In addition to bothering the families of Dahmer’s victims, viewers are disturbed by Netflix’s advertisement choices for the show. Users on Twitter have responded negatively to a promotional tweet reading, “Can’t stop thinking about this disturbing scene from DAHMER where one of Jeffrey Dahmer’s victims finally manages to escape….” User Jessica Fisher replied saying the brand is treating the scene like “water-cooler gossip on a Friday morning,” showing how Netflix’s insensitive advertising trivializes the tragedy of a boys murder.

Furthermore, members of the LGBTQ+ community petitioned Netflix to remove the show from the LGBTQ section. Although Jeffrey Dahmer was a gay man, the categorization recived backlash because the series made being gay seem dangerous, and many felt Dahmer should not be a representation of the rest of the community. 

On the other end of the world’s reception is an onslaught of TikTok users romanticizing scenes from the show, such as Dahmer drunkenly dancing, or adding Taylor Swift songs over clips of the show. Some have gone so far as to sexualize Dahmer and comment on his attractiveness. Luckily, the minority of users falling for Dahmer, or more specifically Evan Peters’ portrayal as the killer, have been met with bewilderment and outrage.

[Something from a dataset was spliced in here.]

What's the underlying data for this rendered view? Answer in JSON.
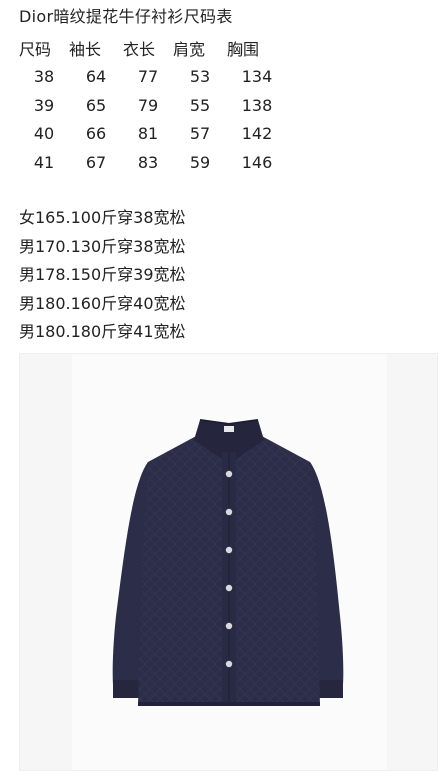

Though it’s the most commercially successful adaptation, “Dahmer” is far from the only movie to tackle the infamous serial killer. In 2017, Ross Lynch starred in “My Friend Dahmer” and Jeremy Renner portrayed Dahmer in the 2002 film “Dahmer.” And Netflix is no stranger to retelling true crime cases. Zac Efron played serial killer Ted Bundy in the 2019 Netflix original “Extremely Wicked, Shockingly Evil and Vile,” directed by Joe Berlinger, who created a docuseries on Ted Bundy that same year. When a story has already been told multiple times, it’s repetitive and exploitative to do it again.

In general, the casting decisions in true crime productions tend to come off as a grab at additional viewership. For example, using conventionally attractive and high-status actors like Peters and Efron to play serial killers leads more people to talk about the attractiveness of criminals, rather than the crimes they have committed.

Though true crime has always been prevalent in the media, it’s reached an all time prevalence in current pop culture. Today the Spotify podcast charts have a specific category dedicated to the top true crime podcasts. Searching the name of any killer yields enough content to last a whole lifetime, which is more overwhelming than anything.

Consequently, It’s unclear who Netflix’s target audience was for this show or why they made it at all. Though the series makes a few failed attempts to reframe the Dahmer story and return dignity to Dahmer’s victims, it’s evident the company’s concern was profit from true crime junkies and serial killer lovers. It takes no consideration to harm inflicted to victims’ families or the general public, resulting in a true crime to television.